From a footballing perspective, the 2018 World Cup will live long in the memory.
Prior to the final, which will take place two days after this column was written, several countries considered among the favourites, including Germany, Brazil and Argentina, had long departed the stage. Meanwhile, Croatia found itself just 90 minutes away from winning the most coveted prize in football.
For the TV industry, the 2018 World Cup will be remembered as one in which 4K/Ultra HD sports coverage finally came of age.
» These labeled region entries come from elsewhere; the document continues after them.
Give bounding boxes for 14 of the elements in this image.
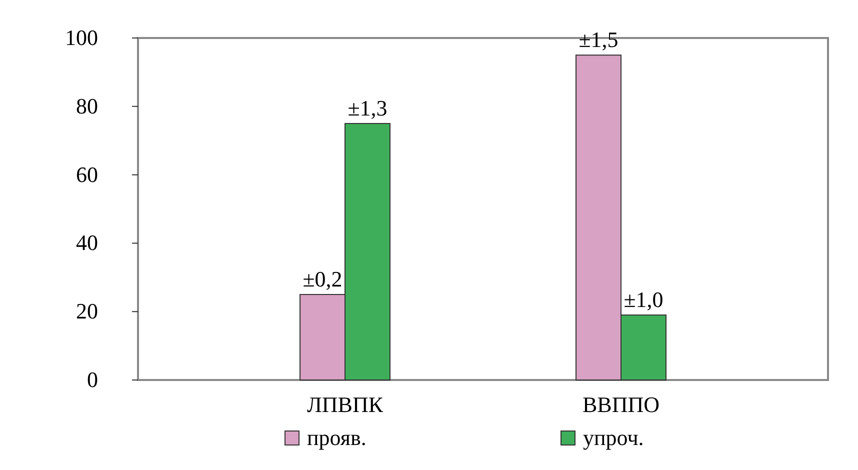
x-tick-label: ВВППО	[582, 392, 660, 417]
x-tick-label: ЛПВПК	[306, 392, 384, 417]
annotation: ±1,0	[624, 287, 664, 312]
y-tick-label: 0	[87, 367, 98, 392]
annotation: ±1,3	[348, 96, 388, 120]
y-tick-label: 40	[76, 230, 98, 256]
annotation: ±1,5	[578, 27, 618, 52]
y-tick-label: 80	[76, 93, 98, 118]
legend-label: упроч.	[583, 425, 644, 450]
legend-label: прояв.	[307, 425, 366, 450]
y-tick-label: 100	[65, 25, 98, 50]
annotation: ±0,2	[302, 266, 342, 292]
y-tick-label: 60	[76, 162, 98, 187]
y-tick-label: 20	[76, 298, 98, 324]
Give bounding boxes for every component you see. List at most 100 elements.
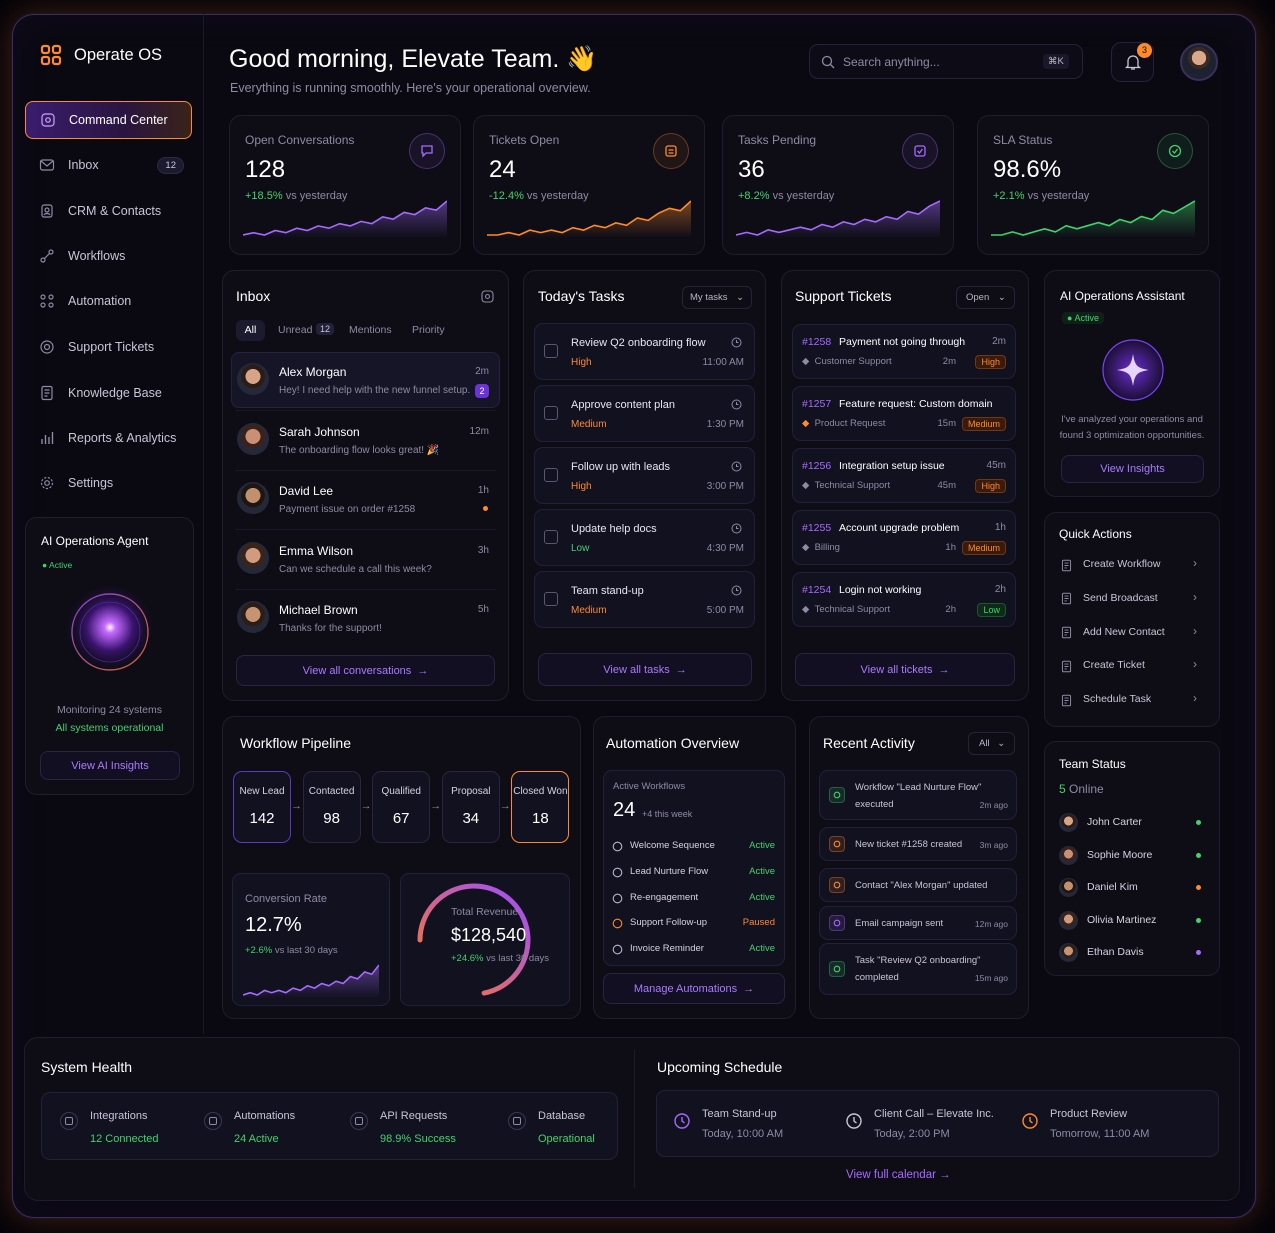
tasks-filter-dropdown[interactable]: My tasks ⌄ xyxy=(682,286,752,309)
team-member-name: Ethan Davis xyxy=(1087,946,1144,958)
ticket-title: Feature request: Custom domain xyxy=(839,398,993,410)
view-full-calendar-link[interactable]: View full calendar → xyxy=(846,1169,951,1181)
task-item[interactable] xyxy=(534,323,755,380)
task-time: 1:30 PM xyxy=(706,419,744,430)
quick-action-label: Schedule Task xyxy=(1083,693,1152,706)
priority-badge: Medium xyxy=(961,541,1006,555)
task-checkbox[interactable] xyxy=(544,406,558,420)
sidebar-item-label: Settings xyxy=(68,476,114,491)
sidebar-item-workflows[interactable]: Workflows xyxy=(25,237,192,275)
activity-filter-dropdown[interactable]: All ⌄ xyxy=(968,732,1015,755)
sidebar-item-command-center[interactable]: Command Center xyxy=(25,101,192,139)
activity-item[interactable] xyxy=(819,943,1017,995)
view-all-conversations-button[interactable]: View all conversations → xyxy=(236,655,495,686)
user-avatar[interactable] xyxy=(1180,43,1218,81)
conversation-item[interactable] xyxy=(231,471,500,527)
conversation-preview: Thanks for the support! xyxy=(279,623,382,634)
pipeline-stage[interactable] xyxy=(233,771,291,843)
tab-all[interactable]: All xyxy=(236,320,265,341)
mail-icon xyxy=(39,159,55,171)
task-item[interactable] xyxy=(534,509,755,566)
avatar xyxy=(1059,813,1078,832)
conversation-item[interactable] xyxy=(231,590,500,646)
assistant-text-line2: found 3 optimization opportunities. xyxy=(1059,430,1205,441)
avatar xyxy=(237,363,269,395)
conversation-item[interactable] xyxy=(231,412,500,468)
sidebar-item-settings[interactable]: Settings xyxy=(25,464,192,502)
tickets-filter-dropdown[interactable]: Open ⌄ xyxy=(956,286,1015,309)
conversation-item[interactable] xyxy=(231,531,500,587)
search-input[interactable] xyxy=(809,44,1083,79)
automations-icon xyxy=(204,1112,222,1130)
view-all-tickets-button[interactable]: View all tickets → xyxy=(795,653,1015,686)
sidebar-item-reports-analytics[interactable]: Reports & Analytics xyxy=(25,419,192,457)
quick-action-label: Send Broadcast xyxy=(1083,591,1158,604)
tab-unread[interactable]: Unread xyxy=(278,324,313,336)
agent-state: All systems operational xyxy=(55,722,164,734)
activity-text: Workflow "Lead Nurture Flow" xyxy=(855,782,982,793)
tab-priority[interactable]: Priority xyxy=(412,324,445,336)
presence-dot xyxy=(1196,885,1201,890)
activity-item[interactable] xyxy=(819,827,1017,861)
task-checkbox[interactable] xyxy=(544,530,558,544)
task-item[interactable] xyxy=(534,385,755,442)
ticket-item[interactable] xyxy=(792,324,1016,379)
team-title: Team Status xyxy=(1059,757,1126,771)
quick-action-label: Create Ticket xyxy=(1083,659,1145,672)
health-label: Automations xyxy=(234,1110,296,1122)
pipeline-stage[interactable] xyxy=(302,771,361,843)
task-checkbox[interactable] xyxy=(544,344,558,358)
view-ai-insights-button[interactable]: View AI Insights xyxy=(40,751,180,780)
clock-icon xyxy=(731,585,742,596)
sidebar-item-crm-contacts[interactable]: CRM & Contacts xyxy=(25,192,192,230)
sidebar-item-support-tickets[interactable]: Support Tickets xyxy=(25,328,192,366)
activity-item[interactable] xyxy=(819,770,1017,820)
pipeline-stage[interactable] xyxy=(441,771,500,843)
view-insights-button[interactable]: View Insights xyxy=(1061,455,1204,483)
activity-icon xyxy=(829,836,845,852)
ticket-item[interactable] xyxy=(792,448,1016,503)
tab-mentions[interactable]: Mentions xyxy=(349,324,392,336)
ticket-item[interactable] xyxy=(792,510,1016,565)
task-item[interactable] xyxy=(534,447,755,504)
sidebar-item-automation[interactable]: Automation xyxy=(25,282,192,320)
ticket-item[interactable] xyxy=(792,572,1016,627)
pipeline-stage[interactable] xyxy=(511,771,570,843)
app-name: Operate OS xyxy=(74,46,163,64)
settings-icon[interactable] xyxy=(480,289,494,303)
conversation-preview: Can we schedule a call this week? xyxy=(279,563,432,575)
sidebar-item-inbox[interactable]: Inbox 12 xyxy=(25,146,192,184)
divider xyxy=(235,469,496,471)
task-checkbox[interactable] xyxy=(544,468,558,482)
team-member-name: John Carter xyxy=(1087,816,1142,828)
sparkline-area xyxy=(243,965,379,998)
ticket-item[interactable] xyxy=(792,386,1016,441)
ticket-category: ◆ Product Request xyxy=(802,418,886,429)
activity-time: 12m ago xyxy=(974,919,1008,929)
conversion-value: 12.7% xyxy=(245,914,302,936)
book-icon xyxy=(41,385,53,400)
avatar xyxy=(1059,845,1078,865)
task-item[interactable] xyxy=(534,571,755,628)
workflow-item-icon xyxy=(612,867,623,878)
activity-text-line2: completed xyxy=(855,972,899,983)
workflow-status: Active xyxy=(749,865,775,877)
gear-icon xyxy=(40,477,54,490)
ticket-id: #1257 xyxy=(802,398,832,410)
revenue-delta: +24.6% vs last 30 days xyxy=(451,953,549,964)
pipeline-stage[interactable] xyxy=(372,771,431,843)
activity-item[interactable] xyxy=(819,906,1017,940)
activity-item[interactable] xyxy=(819,868,1017,902)
conversation-preview: Payment issue on order #1258 xyxy=(279,504,416,515)
presence-dot xyxy=(1196,820,1201,825)
sidebar-item-knowledge-base[interactable]: Knowledge Base xyxy=(25,374,192,412)
conversation-item[interactable] xyxy=(231,352,500,408)
task-time: 5:00 PM xyxy=(706,605,744,616)
task-checkbox[interactable] xyxy=(544,592,558,606)
manage-automations-button[interactable]: Manage Automations → xyxy=(603,973,785,1004)
task-priority: Low xyxy=(571,543,590,554)
inbox-count-badge: 12 xyxy=(157,156,184,174)
task-priority: High xyxy=(571,357,592,368)
sparkline-line xyxy=(991,200,1195,236)
view-all-tasks-button[interactable]: View all tasks → xyxy=(538,653,752,686)
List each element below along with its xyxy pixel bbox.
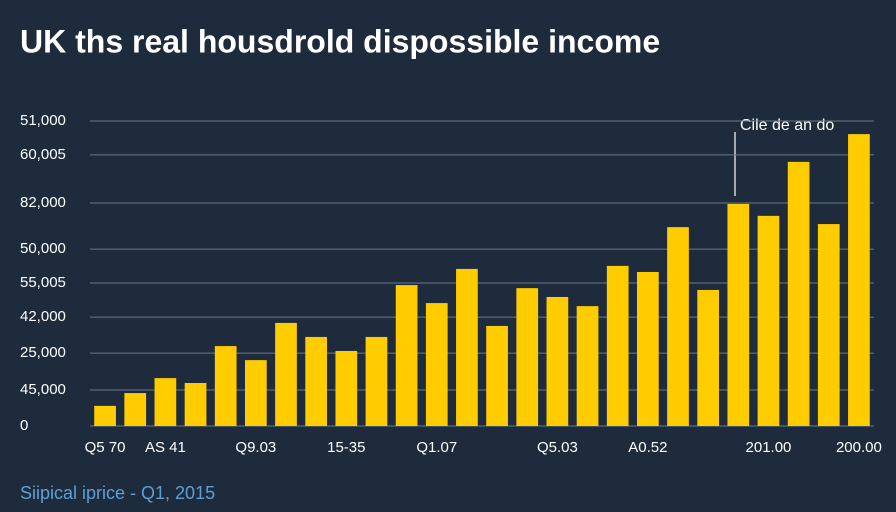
x-tick-label: 15-35 bbox=[327, 439, 365, 456]
bar bbox=[94, 405, 116, 426]
bar bbox=[606, 265, 629, 426]
bar bbox=[697, 289, 720, 426]
x-tick-label: Q9.03 bbox=[235, 439, 276, 456]
bar bbox=[305, 336, 328, 426]
bar bbox=[848, 134, 870, 427]
bar bbox=[335, 350, 358, 426]
x-tick-label: AS 41 bbox=[145, 439, 186, 456]
bar bbox=[787, 161, 810, 426]
x-tick-label: Q5 70 bbox=[85, 439, 126, 456]
bar bbox=[395, 285, 418, 426]
bar bbox=[486, 325, 508, 426]
bar bbox=[817, 224, 840, 426]
x-tick-label: Q5.03 bbox=[537, 439, 578, 456]
bar bbox=[636, 271, 659, 426]
y-tick-label: 42,000 bbox=[20, 308, 66, 325]
bar bbox=[576, 306, 599, 426]
bar bbox=[244, 360, 267, 426]
bar bbox=[546, 296, 569, 426]
y-tick-label: 0 bbox=[20, 417, 28, 434]
bar bbox=[425, 303, 448, 426]
x-tick-label: A0.52 bbox=[628, 439, 667, 456]
chart-title: UK ths real housdrold dispossible income bbox=[20, 23, 660, 59]
annotation: Cile de an do bbox=[740, 117, 834, 134]
x-tick-label: Q1.07 bbox=[416, 439, 457, 456]
x-tick-label: 201.00 bbox=[746, 439, 792, 456]
source-note: Siipical iprice - Q1, 2015 bbox=[20, 483, 215, 503]
y-tick-label: 51,000 bbox=[20, 112, 66, 129]
bar bbox=[456, 268, 478, 426]
bar bbox=[154, 378, 177, 426]
bar bbox=[214, 346, 237, 426]
y-tick-label: 60,005 bbox=[20, 146, 66, 163]
bar bbox=[275, 322, 297, 426]
y-tick-label: 25,000 bbox=[20, 344, 66, 361]
bar bbox=[516, 288, 539, 426]
bar bbox=[667, 227, 689, 426]
bar bbox=[124, 393, 147, 426]
y-tick-label: 55,005 bbox=[20, 274, 66, 291]
bar bbox=[757, 215, 780, 426]
bar bbox=[727, 203, 750, 426]
y-tick-label: 82,000 bbox=[20, 194, 66, 211]
x-tick-label: 200.00 bbox=[836, 439, 882, 456]
bar bbox=[184, 382, 207, 426]
y-tick-label: 45,000 bbox=[20, 381, 66, 398]
bar bbox=[365, 336, 388, 426]
y-tick-label: 50,000 bbox=[20, 240, 66, 257]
In Central and Eastern Europe, both the host nation Russia and Poland played their part in making the competition available to viewers in the format.
In Russia, the rights to the World Cup were granted last year to 2 Sport 2, a consortium made up of the First Channel, VGTRK and Match TV. Although it was at first unclear whether any of the matches would be broadcast in 4K, shortly before the competition started Channel One announced that its coverage would be in 4K in its smart TV application.
In Poland, the main flag bearers for 4K during the World Cup were the public broadcaster TVP and Canal+, with the former launching a new channel named TVP 4K ahead of the competition and latter offering coverage in the format on Canal+ 4K Ultra HD, also a new channel.
Elsewhere in Europe, a host of broadcasters offered coverage of the competition in 4K/Ultra HD. They included Germany’s Sky Deutschland, the UK’s BBC, NPO and Canal Digitaal in the Netherlands and Portugal’s RTP.
Furthermore, beIN Sports and Canal+ launched a special dedicated sports channel in France named beIN Sports 1 4K that would run until the end of the World Cup on June 15.
No doubt we will hear much more about these services and how they performed once the competition is over. What’s more, come the next World Cup in Qatar in 2022, most leading broadcasters in Europe will probably offer coverage of the event in 4K/Ultra HD.